Немного успокоившись, я совершила бросок на блошиный рынок, где приобрела вполне достойную сумочку предвоенной эпохи. Потом вернулась домой, состряпала ужин, оставила сыну записку, что ушла в гости, и, дрожа от предвкушения великих свершений, стала собираться.
В темпе напялив свое кинематографическое платье, я уложила волосы во вполне приемлемую для 1937 года прическу, выписала пропуск на указанную сестрой дату, впрыгнула в немного великоватые туфли и, взяв в руки сумку с липовыми документами, пошла наверх к Натанычу.
Увидев меня в проеме своей двери, гений научной мысли присел на корточки, хлопнул ладонью по коленке и закричал:
– Ба!

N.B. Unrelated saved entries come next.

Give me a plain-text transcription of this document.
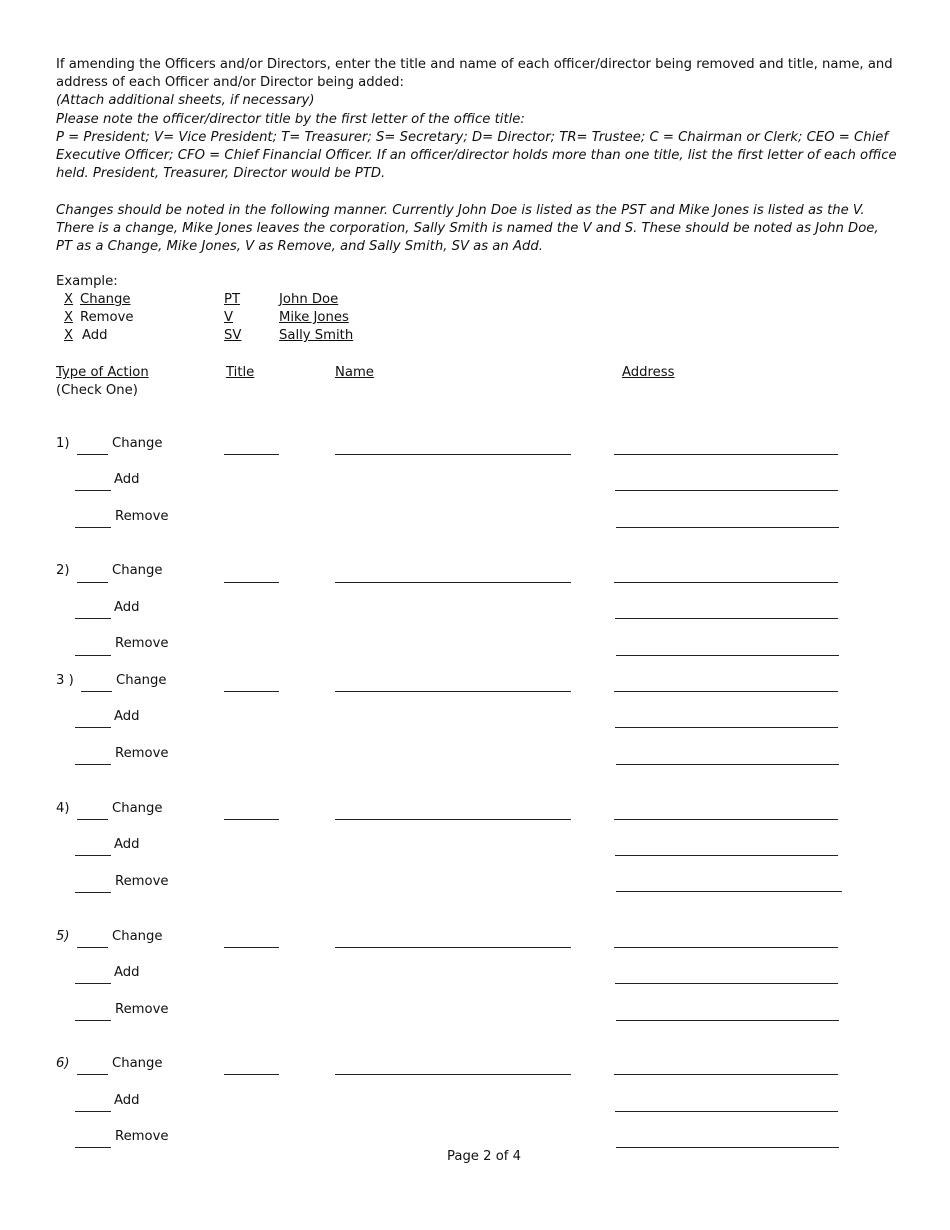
If amending the Officers and/or Directors, enter the title and name of each officer/director being removed and title, name, and address of each Officer and/or Director being added:
(Attach additional sheets, if necessary)
Please note the officer/director title by the first letter of the office title:
P = President; V= Vice President; T= Treasurer; S= Secretary; D= Director; TR= Trustee; C = Chairman or Clerk; CEO = Chief Executive Officer; CFO = Chief Financial Officer. If an officer/director holds more than one title, list the first letter of each office held. President, Treasurer, Director would be PTD.
Changes should be noted in the following manner. Currently John Doe is listed as the PST and Mike Jones is listed as the V. There is a change, Mike Jones leaves the corporation, Sally Smith is named the V and S. These should be noted as John Doe, PT as a Change, Mike Jones, V as Remove, and Sally Smith, SV as an Add.
Example:
X Change	PT	John Doe
X Remove	V	Mike Jones
X Add	SV	Sally Smith
Type of Action
(Check One)
Title	Name	Address
1)	Change
Add
Remove
2)	Change
Add
Remove
3 )	Change
Add
Remove
4)	Change
Add
Remove
5)	Change
Add
Remove
6)	Change
Add
Remove
Page 2 of 4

Да это кого ж я вижу у себя в гостях?! Скажите, вы к нам прямиком из театра Мейерхольда? И какую таки пьесу вы собираетесь играть в моем клоповнике?
Я оттолкнула его и чинно прошествовала вглубь квартиры.
– Хватит дурить. Пора делать первый шаг к светлому будущему! Запрягай своих компьютерных коней и отправляй меня вот сюда! – Я ткнула ему в нос листок из Галиного блокнота и два поддельных документа.
Натаныч манерно схватился за сердце, застучал пузырьком корвалола по краю ликерной рюмки и, упав на продавленный диван, выдохнул:
– Ну почему, почему в 1937 год? Почему все-таки к Сталину? Почему по таким сомнительным пропускам? И зачем тебе, в конце-то концов, этот проклятый социализм со всеми его извращениями? Неужели ты хочешь превратить наше справедливое демократическое общество в северокорейский кошмар?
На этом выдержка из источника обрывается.